Coronavirus: State & Federal Updates – Who’s “Essential” Now?
The list of occupations deemed “essential” – which means that employers don’t have to close, and their employees don’t have to remain at home – is being refined daily. Doormen were excluded, only to be reinstated a day later. Landscapers have now been deemed “essential”, to the relief of many suburban communities. Property Managers are also considered essential to maintaining the safety of residents. So most building service personnel remain able to perform their work for the Association.
What about Construction? Initially construction was considered “essential,” without any limits, but as of Friday that changed. Now construction is barred except to protect the health and safety of building occupants, or to maintain infrastructure (roads, bridges, transit facilities) utilities, hospitals or health care facilities, affordable housing, or homeless shelters. Work required to the point of making conditions safe (if immediately stopping a project would leave it in an unsafe condition) is also permitted. Interestingly, a job utilizing only a single worker is not considered “construction work,” and therefore can continue. Contractors are also expected to maintain “social distancing” to the extent possible.
Banning Gatherings. Executive Order 202.10 is almost five pages long, and devoted almost exclusively to expanding the ability of doctors and medical facilities to treat coronavirus victims. The very last line — almost like an afterthought — states, “Non-essential gatherings of individuals of any size for any reason (e.g. parties, celebrations or other social events) are canceled or postponed at this time.” There is no further elaboration.
What “gatherings” are deemed essential? The examples provided are all social and imply larger numbers. Can a Board meet to deal with building policy or operational issues? [We think so.]
How many people constitutes a “gathering?” Does the Board have the right to use this Executive Order to bar all visitors to the building for social purposes, or does this simply supplement a Board’s potential reliance on the “business judgment” rule to limit visitors in order to protect the health and safety of building residents? [More on that in an upcoming Client Alert.]
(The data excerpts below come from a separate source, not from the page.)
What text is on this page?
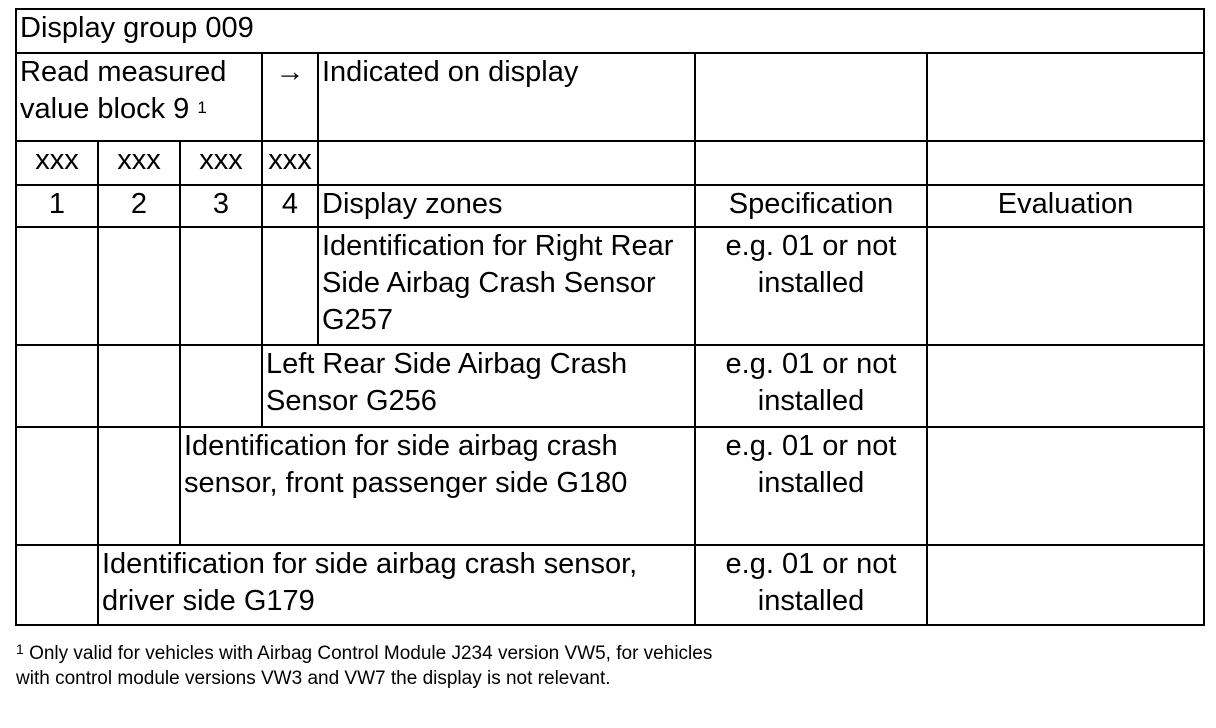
Display group 009						
Read measured value block 9 $^1$			→	Indicated on display		
xxx	xxx	xxx	xxx			
1	2	3	4	Display zones	Specification	Evaluation
				Identification for Right Rear Side Airbag Crash Sensor G257	e.g. 01 or not installed	
			Left Rear Side Airbag Crash Sensor G256		e.g. 01 or not installed	
		Identification for side airbag crash sensor, front passenger side G180			e.g. 01 or not installed	
	Identification for side airbag crash sensor, driver side G179				e.g. 01 or not installed	
$^1$ Only valid for vehicles with Airbag Control Module J234 version VW5, for vehicles with control module versions VW3 and VW7 the display is not relevant.
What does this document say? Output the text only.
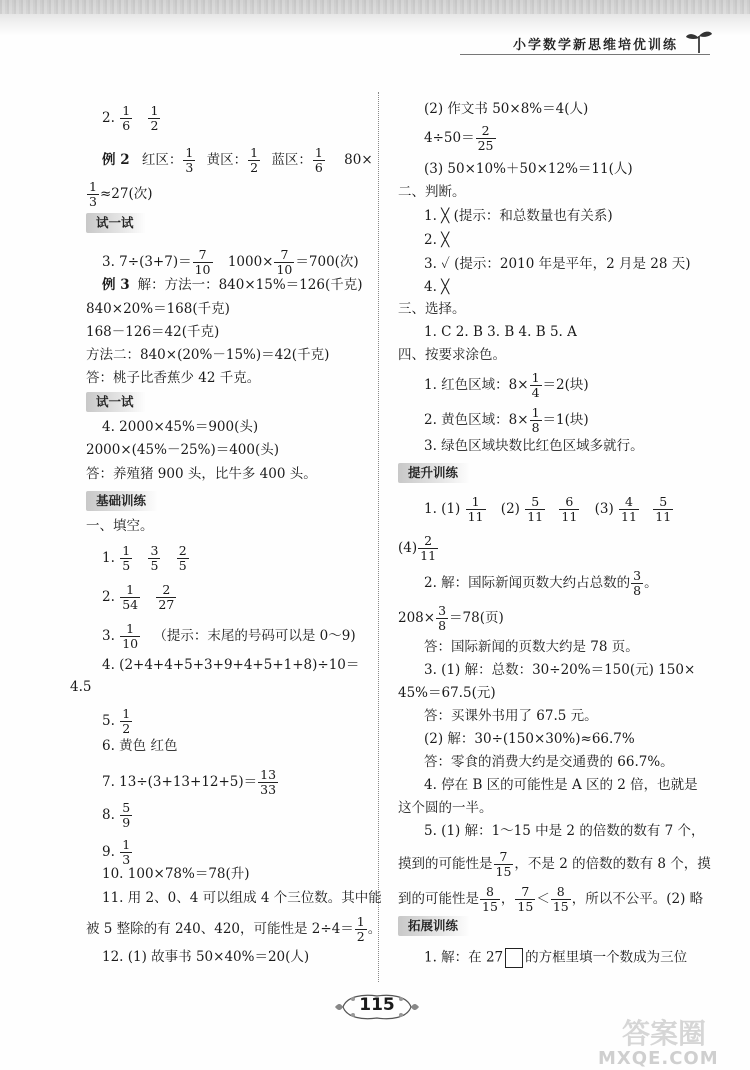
小学数学新思维培优训练
2. $\frac{1}{6}$
$\frac{1}{2}$
例 2 红区： $\frac{1}{3}$ 黄区： $\frac{1}{2}$ 蓝区： $\frac{1}{6} 80\times$
$\frac{1}{3} \approx 27$(次)
试一试
3. $7\div(3+7)= \frac{7}{10} 1000\times \frac{7}{10} =700$(次)
例 3 解：方法一：840×15%＝126(千克)
840×20%＝168(千克)
168－126＝42(千克)
方法二：840×(20%－15%)＝42(千克)
答：桃子比香蕉少 42 千克。
试一试
4. 2000×45%＝900(头)
2000×(45%－25%)＝400(头)
答：养殖猪 900 头，比牛多 400 头。
基础训练
一、填空。
1. $\frac{1}{5}$
$\frac{3}{5}$
$\frac{2}{5}$
2. $\frac{1}{54}$
$\frac{2}{27}$
3. $\frac{1}{10}$ （提示：末尾的号码可以是 0～9)
4. (2+4+4+5+3+9+4+5+1+8)÷10＝
4.5
5. $\frac{1}{2}$
6. 黄色 红色
7. $13\div(3+13+12+5)= \frac{13}{33}$
8. $\frac{5}{9}$
9. $\frac{1}{3}$
10. 100×78%＝78(升)
11. 用 2、0、4 可以组成 4 个三位数。其中能
被 5 整除的有 240、420，可能性是 $2\div 4= \frac{1}{2}$ 。
12. (1) 故事书 50×40%＝20(人)
(2) 作文书 50×8%＝4(人)
$4\div 50= \frac{2}{25}$
(3) 50×10%＋50×12%＝11(人)
二、判断。
1. ╳ (提示：和总数量也有关系)
2. ╳
3. ✓ (提示：2010 年是平年，2 月是 28 天)
4. ╳
三、选择。
1. C 2. B 3. B 4. B 5. A
四、按要求涂色。
1. 红色区域：$8\times \frac{1}{4} =2$(块)
2. 黄色区域：$8\times \frac{1}{8} =1$(块)
3. 绿色区域块数比红色区域多就行。
提升训练
1. $(1) \frac{1}{11} (2) \frac{5}{11}$
$\frac{6}{11} (3) \frac{4}{11}$
$\frac{5}{11}$
$(4) \frac{2}{11}$
2. 解：国际新闻页数大约占总数的 $\frac{3}{8}$ 。
$208\times \frac{3}{8} =78$(页)
答：国际新闻的页数大约是 78 页。
3. (1) 解：总数：30÷20%＝150(元) 150×
45%＝67.5(元)
答：买课外书用了 67.5 元。
(2) 解：30÷(150×30%)≈66.7%
答：零食的消费大约是交通费的 66.7%。
4. 停在 B 区的可能性是 A 区的 2 倍，也就是
这个圆的一半。
5. (1) 解：1～15 中是 2 的倍数的数有 7 个，
摸到的可能性是 $\frac{7}{15}$ ，不是 2 的倍数的数有 8 个，摸
到的可能性是 $\frac{8}{15}$ ， $\frac{7}{15} < \frac{8}{15}$ ，所以不公平。(2) 略
拓展训练
1. 解：在 27 的方框里填一个数成为三位
115
答案圈
MXQE.COM
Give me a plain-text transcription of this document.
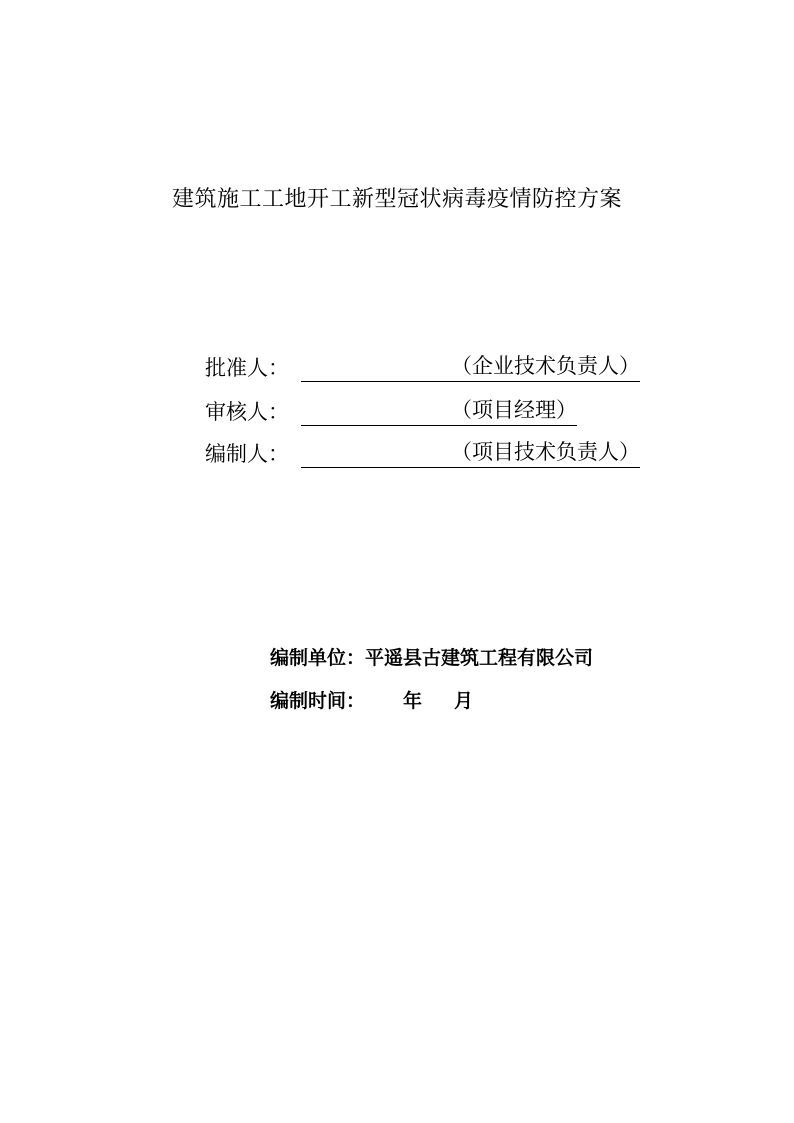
建筑施工工地开工新型冠状病毒疫情防控方案
批准人：	（企业技术负责人）
审核人：	（项目经理）
编制人：	（项目技术负责人）
编制单位：平遥县古建筑工程有限公司
编制时间： 年 月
On Friday the government passed the CARES Act, which grants relief to a huge number of individuals and businesses. All small businesses – including cooperative corporations, condominiums, homeowners associations, property managers, building owners and contractors – should pay particular attention to the Payroll Protection Program, which grants loans and potential loan forgiveness to businesses who have incurred economic hardship due to COVID-19. We will be providing more specific information in a future Client Alert.
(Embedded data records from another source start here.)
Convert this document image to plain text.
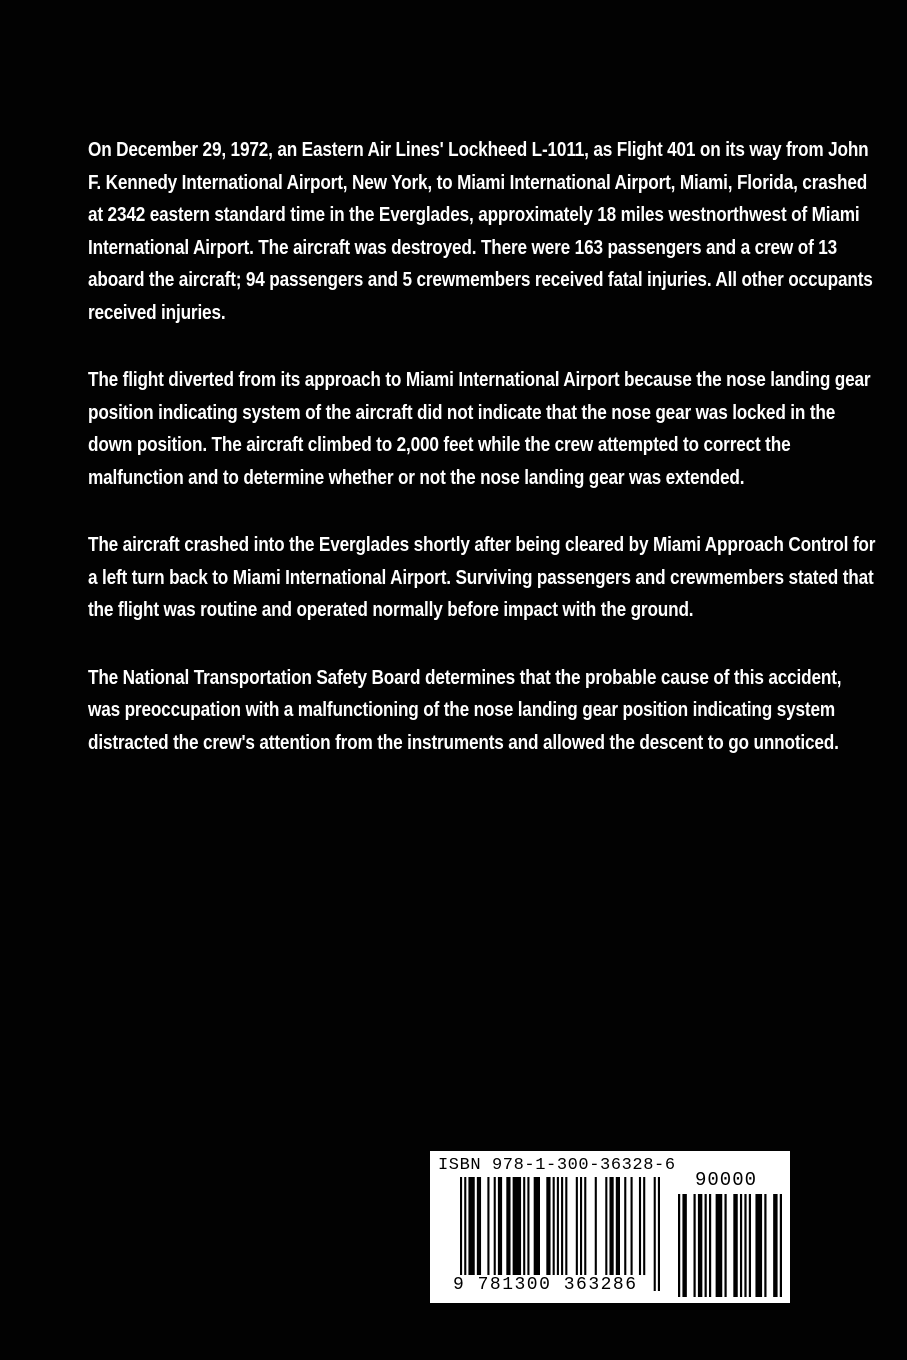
On December 29, 1972, an Eastern Air Lines' Lockheed L-1011, as Flight 401 on its way from John F. Kennedy International Airport, New York, to Miami International Airport, Miami, Florida, crashed at 2342 eastern standard time in the Everglades, approximately 18 miles westnorthwest of Miami International Airport. The aircraft was destroyed. There were 163 passengers and a crew of 13 aboard the aircraft; 94 passengers and 5 crewmembers received fatal injuries. All other occupants received injuries.

The flight diverted from its approach to Miami International Airport because the nose landing gear position indicating system of the aircraft did not indicate that the nose gear was locked in the down position. The aircraft climbed to 2,000 feet while the crew attempted to correct the malfunction and to determine whether or not the nose landing gear was extended.

The aircraft crashed into the Everglades shortly after being cleared by Miami Approach Control for a left turn back to Miami International Airport. Surviving passengers and crewmembers stated that the flight was routine and operated normally before impact with the ground.

The National Transportation Safety Board determines that the probable cause of this accident, was preoccupation with a malfunctioning of the nose landing gear position indicating system distracted the crew's attention from the instruments and allowed the descent to go unnoticed.

ISBN 978-1-300-36328-6
90000
9 781300 363286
The CARES Act also allows multifamily building owners who have loans insured by a federal agency (like HUD), or that are purchased or securitized by FNMA (Fannie Mae) or the Federal Home Loan Mortgage Corporation, to seek forbearance on their mortgages for up to 90 days. Individual co-op and condo unit owners whose mortgages are purchased or securitized by FNMA (Fannie Mae) or the Federal Home Loan Mortgage Corporation may also be able to obtain forbearance for up to 180 days.